Scientists from Alice & Bob, a quantum computing company, and Inria, France’s national institute for research in digital science and technology, have submitted a new study for peer review. The study details a new quantum error correction scheme, dubbed the “unfolded code,” which presents a method for producing magic states on superconducting quantum computers. This research addresses the challenge of magic state preparation, a resource-intensive aspect of quantum computing necessary for achieving a universal fault-tolerant gate set.
Their new approach, outlined in the paper “Unfolded distillation: very low-cost magic state preparation for biased-noise qubits,” leverages the noise bias of cat qubits, which inherently protect against bit-flip errors. This allows the researchers to “unfold” a complex 3D distillation code into a more hardware-efficient 2D layout. According to the study, this method can produce one magic state with 53 cat qubits, representing an 8.7x reduction in qubit requirements compared to other approaches. The company also estimates an approximate 5x speedup over existing superconducting platforms for the same error rate.

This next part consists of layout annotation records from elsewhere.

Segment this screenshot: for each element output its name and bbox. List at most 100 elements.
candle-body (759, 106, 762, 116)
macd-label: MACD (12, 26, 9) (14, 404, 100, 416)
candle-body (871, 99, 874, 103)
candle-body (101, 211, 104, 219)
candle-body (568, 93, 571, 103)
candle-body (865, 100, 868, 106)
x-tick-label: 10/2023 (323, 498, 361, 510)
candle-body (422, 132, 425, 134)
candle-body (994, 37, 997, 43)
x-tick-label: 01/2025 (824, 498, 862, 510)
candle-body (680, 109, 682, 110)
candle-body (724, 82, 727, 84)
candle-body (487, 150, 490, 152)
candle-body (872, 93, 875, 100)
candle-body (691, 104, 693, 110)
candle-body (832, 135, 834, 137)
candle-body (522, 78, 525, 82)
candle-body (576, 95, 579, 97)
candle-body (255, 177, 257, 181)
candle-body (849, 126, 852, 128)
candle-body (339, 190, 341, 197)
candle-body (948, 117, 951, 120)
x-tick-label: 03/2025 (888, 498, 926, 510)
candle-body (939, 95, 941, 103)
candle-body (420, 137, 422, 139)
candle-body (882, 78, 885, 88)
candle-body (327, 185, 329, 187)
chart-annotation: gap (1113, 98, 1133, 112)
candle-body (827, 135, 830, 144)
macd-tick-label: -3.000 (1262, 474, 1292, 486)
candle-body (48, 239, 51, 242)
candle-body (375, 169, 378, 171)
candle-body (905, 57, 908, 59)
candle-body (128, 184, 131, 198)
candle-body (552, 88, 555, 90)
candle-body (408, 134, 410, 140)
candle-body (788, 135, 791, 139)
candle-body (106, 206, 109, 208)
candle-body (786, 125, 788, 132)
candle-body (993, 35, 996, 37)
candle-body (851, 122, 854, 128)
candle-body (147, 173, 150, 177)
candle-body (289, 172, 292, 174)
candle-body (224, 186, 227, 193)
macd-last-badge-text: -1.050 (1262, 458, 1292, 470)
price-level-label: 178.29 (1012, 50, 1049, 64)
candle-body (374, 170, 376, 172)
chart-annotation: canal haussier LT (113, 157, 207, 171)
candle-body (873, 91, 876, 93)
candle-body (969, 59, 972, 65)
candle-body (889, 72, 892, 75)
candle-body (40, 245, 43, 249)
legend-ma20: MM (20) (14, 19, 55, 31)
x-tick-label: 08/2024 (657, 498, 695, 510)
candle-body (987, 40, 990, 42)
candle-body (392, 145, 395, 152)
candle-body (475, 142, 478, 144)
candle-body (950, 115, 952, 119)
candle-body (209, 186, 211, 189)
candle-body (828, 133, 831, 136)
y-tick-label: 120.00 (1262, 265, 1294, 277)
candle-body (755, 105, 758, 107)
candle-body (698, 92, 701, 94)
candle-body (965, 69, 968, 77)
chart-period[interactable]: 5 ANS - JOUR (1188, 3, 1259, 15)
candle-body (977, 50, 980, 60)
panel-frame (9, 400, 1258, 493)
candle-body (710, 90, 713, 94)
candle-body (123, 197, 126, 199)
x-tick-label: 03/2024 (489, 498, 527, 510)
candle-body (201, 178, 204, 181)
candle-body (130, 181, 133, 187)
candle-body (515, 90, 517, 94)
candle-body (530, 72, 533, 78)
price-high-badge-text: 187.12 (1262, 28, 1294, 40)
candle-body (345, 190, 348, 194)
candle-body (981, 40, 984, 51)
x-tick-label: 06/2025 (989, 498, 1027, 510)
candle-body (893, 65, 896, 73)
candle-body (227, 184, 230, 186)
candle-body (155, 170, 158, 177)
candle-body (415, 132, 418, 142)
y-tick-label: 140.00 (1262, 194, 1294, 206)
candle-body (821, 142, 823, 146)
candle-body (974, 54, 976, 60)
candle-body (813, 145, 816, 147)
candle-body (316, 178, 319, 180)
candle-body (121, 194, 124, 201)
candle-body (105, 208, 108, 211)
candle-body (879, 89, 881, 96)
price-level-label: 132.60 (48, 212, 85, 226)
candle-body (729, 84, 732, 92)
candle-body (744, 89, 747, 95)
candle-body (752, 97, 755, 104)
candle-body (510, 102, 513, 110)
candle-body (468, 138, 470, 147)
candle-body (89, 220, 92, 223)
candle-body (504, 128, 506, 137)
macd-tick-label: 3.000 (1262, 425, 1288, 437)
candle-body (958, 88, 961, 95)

This new scheme is intended to accelerate the path to fault-tolerant quantum computing by reducing the hardware overhead and quantum error correction cycles needed to build a quantum computer. The protocol is designed to use components already required for Alice & Bob’s quantum error correction architecture. The collaboration with Inria supports this research, with a focus on translating these theoretical advancements into experimental demonstrations on hardware.